We were designed to build connections to those around us, to be in communion with others. There is nothing wrong with seeking someone with whom we can share our lives.
Yet desiring to be in a relationship becomes problematic if it becomes the focus of life. Dating and even marriage is a means to an end, not the goal of life itself.
So why is looking for a spouse such a poor life focus?
- You are already complete on your own. God has gifted you and loves you. Focus on an intense search for a partner might circumvent your growing contentment with God and with self.
- You already belong. God has already claimed you as his own, and he has already placed us in communities to care for one another. There are wonderful people to support and encourage us within God’s body whether we are single, married, widowed or divorced.
- You are already blessed now. Don't miss the blessings that God has already placed around you. Each day holds blessings and promise in which we can delight. Focus on following God’s lead and exploring the avenues of ministry in which you have been gifted. As you find yourself following God’s lead, you may discover someone that God has been preparing just for you.
- We may settle for less than God desires.
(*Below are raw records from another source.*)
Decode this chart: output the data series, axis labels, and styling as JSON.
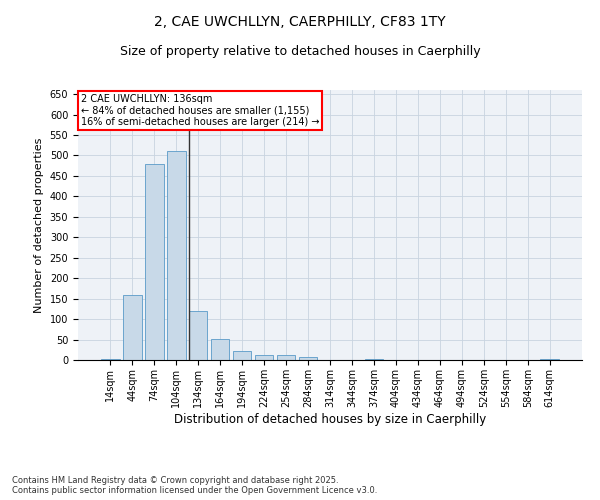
{
  "title_line1": "2, CAE UWCHLLYN, CAERPHILLY, CF83 1TY",
  "title_line2": "Size of property relative to detached houses in Caerphilly",
  "xlabel": "Distribution of detached houses by size in Caerphilly",
  "ylabel": "Number of detached properties",
  "categories": [
    "14sqm",
    "44sqm",
    "74sqm",
    "104sqm",
    "134sqm",
    "164sqm",
    "194sqm",
    "224sqm",
    "254sqm",
    "284sqm",
    "314sqm",
    "344sqm",
    "374sqm",
    "404sqm",
    "434sqm",
    "464sqm",
    "494sqm",
    "524sqm",
    "554sqm",
    "584sqm",
    "614sqm"
  ],
  "values": [
    3,
    160,
    480,
    510,
    120,
    52,
    22,
    12,
    12,
    8,
    0,
    0,
    3,
    0,
    0,
    0,
    0,
    0,
    0,
    0,
    3
  ],
  "bar_color": "#c8d9e8",
  "bar_edge_color": "#5a9ac8",
  "vline_color": "#333333",
  "annotation_text": "2 CAE UWCHLLYN: 136sqm\n← 84% of detached houses are smaller (1,155)\n16% of semi-detached houses are larger (214) →",
  "annotation_box_color": "white",
  "annotation_box_edge": "red",
  "ylim": [
    0,
    660
  ],
  "yticks": [
    0,
    50,
    100,
    150,
    200,
    250,
    300,
    350,
    400,
    450,
    500,
    550,
    600,
    650
  ],
  "grid_color": "#c8d4e0",
  "background_color": "#eef2f7",
  "footer_line1": "Contains HM Land Registry data © Crown copyright and database right 2025.",
  "footer_line2": "Contains public sector information licensed under the Open Government Licence v3.0.",
  "title_fontsize": 10,
  "subtitle_fontsize": 9,
  "tick_fontsize": 7,
  "xlabel_fontsize": 8.5,
  "ylabel_fontsize": 8
}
Out of impatience or fear, we may lower our standards to someone less than God desires for us. Choosing a spouse who does not cherish you fully or fails to demonstrate love and faith in Christ may seem better than being alone, but it will set you on the road to conflict and heartache in your relationship for years to come.
- God’s timing is often not in step with our own. We want what we want when we want it, but God often has lessons to grow us in the time of waiting. We live in a culture of immediate gratification, which makes it harder to wait. Yet God may be growing you.
- You do not know the plan that God has for you. God may desire for you to glorify him in single life. God may have a plan for you to marry down the road, but not be in a relationship right now. God may be trying to direct you to the spouse that he has in mind, but you are too focused on finding someone yourself.
God has your best interest at heart. You may feel that that God is punishing you by not providing you with a spouse. Let God hear your loneliness and let him astound you with how he provides. Keep trusting God’s plan even when it is not the plan that you would have chosen. Psalm 37:4 tells us to delight yourself in the Lord and he will give us the desires of our heart. It may not be what we envisioned, but it will be best.